Spatial gene expression analysis in tomato hypocotyls suggests cysteine as key precursor of vascular sulfur accumulation implicated in Verticillium dahliae defense

Verticillium dahliae is a prominent generator of plant vascular wilting disease and sulfur (S)‐enhanced defense ( SED ) mechanisms contribute to its in‐planta elimination. The accumulation of S‐containing defense compounds ( SDCs ) including elemental S ( S 0 ) has been described based on the comparison of two near‐isogenic tomato ( Solanum lycopersicum ) lines differing in fungal susceptibility. To better understand the effect of S nutrition on V. dahliae resistance both lines were supplied with low, optimal or supraoptimal sulfate‐S. An absolute quantification demonstrated a most effective fungal elimination due to luxury plant S nutrition. High‐pressure liquid chromatography ( HPLC ) showed a strong regulation of Cys levels and an S‐responsive GSH pool rise in the bulk hypocotyl. High‐frequency S peak accumulations were detected in vascular bundles of resistant tomato plants after fungal colonization by laser ablation‐inductively coupled plasma‐mass spectrometry ( LA‐ICP‐MS ).

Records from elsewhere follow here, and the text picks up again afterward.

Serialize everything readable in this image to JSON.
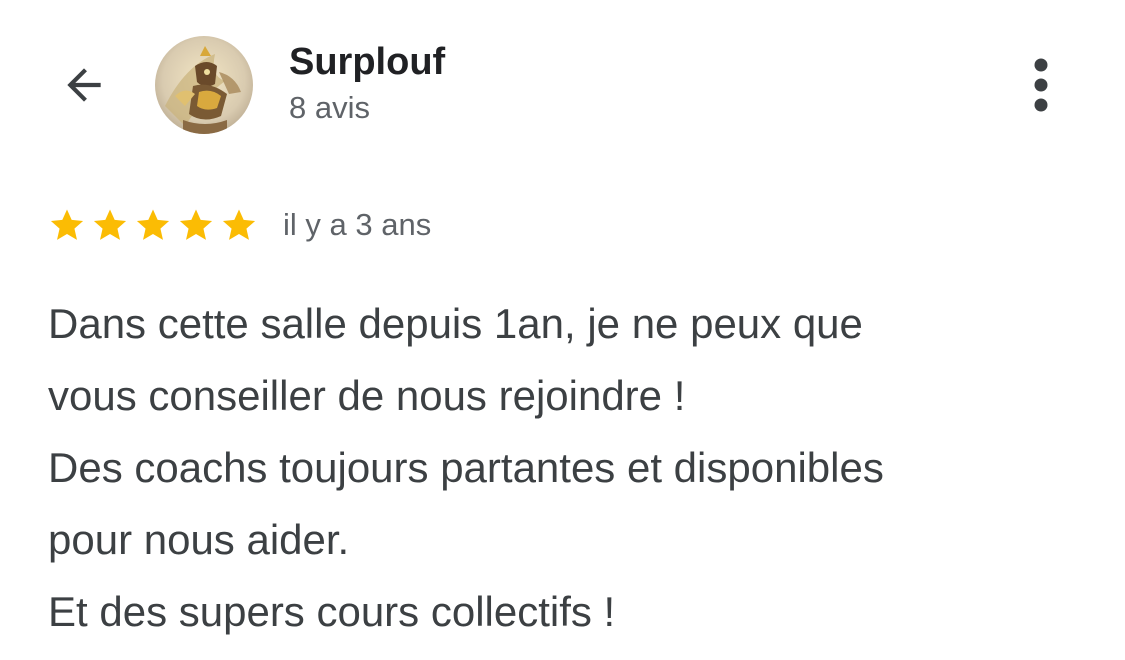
{
  "header": {
    "back_icon": "arrow-left-icon",
    "author_name": "Surplouf",
    "review_count": "8 avis",
    "more_icon": "more-vertical-icon"
  },
  "review": {
    "rating": 5,
    "rating_max": 5,
    "star_color": "#fbbc04",
    "date": "il y a 3 ans",
    "lines": [
      "Dans cette salle depuis 1an, je ne peux que",
      "vous conseiller de nous rejoindre !",
      "Des coachs toujours partantes et disponibles",
      "pour nous aider.",
      "Et des supers cours collectifs !"
    ]
  }
}
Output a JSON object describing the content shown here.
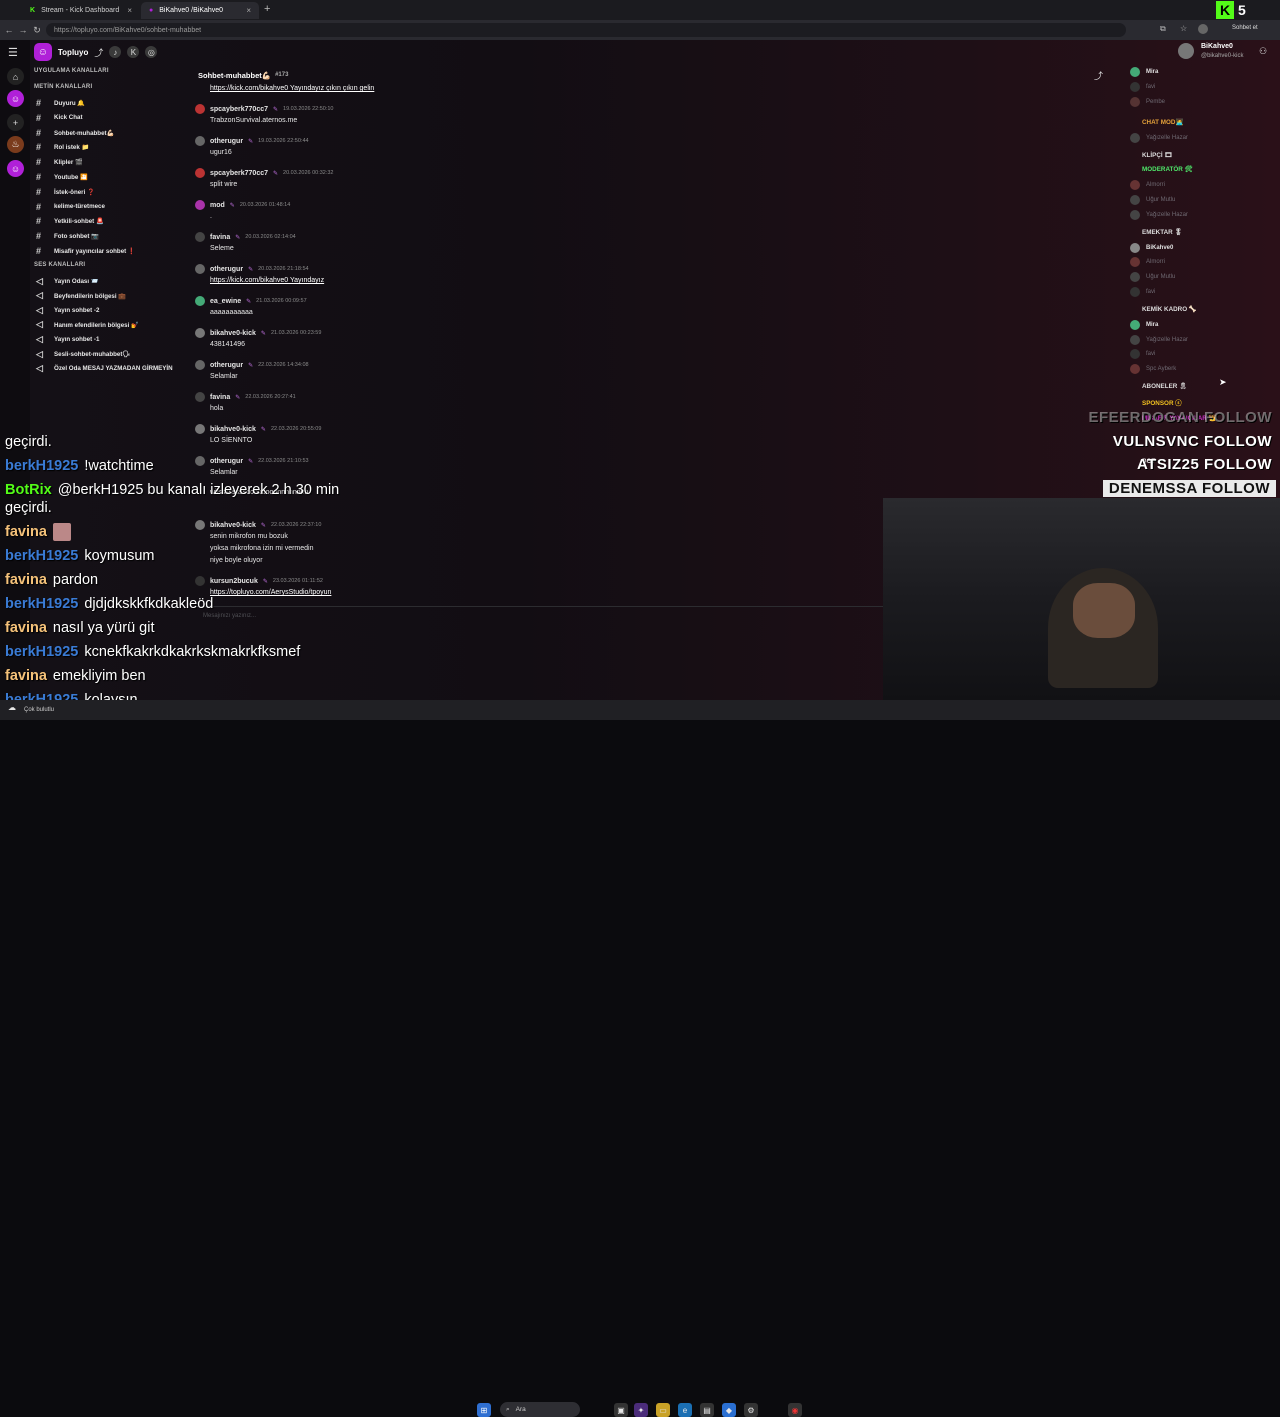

Global transcriptomic analysis suggested that early steps of the primary S metabolism did not promote the SDCs synthesis in the whole hypocotyl as gene expression was downregulated after infection. Enhanced S fertilization mostly alleviated the repressive fungal effect but did not reverse it. Upregulation of glutathione ( GSH )‐associated genes in bulk hypocotyls but not in vascular bundles indicated a global antioxidative role of GSH . To finally assign the contribution of S metabolism‐associated genes to high S 0 accumulations exclusively found in the resistant tomato line, a spatial gene expression approach was applied. Laser microdissection of infected vascular bundles revealed a switch toward transcription of genes connected with cysteine (Cys) synthesis. The upregulation of LeOASTLp1 suggests a role for Cys as key precursor for local S accumulations (possibly S 0 ) in the vascular bundles of the V. dahliae ‐resistant tomato line.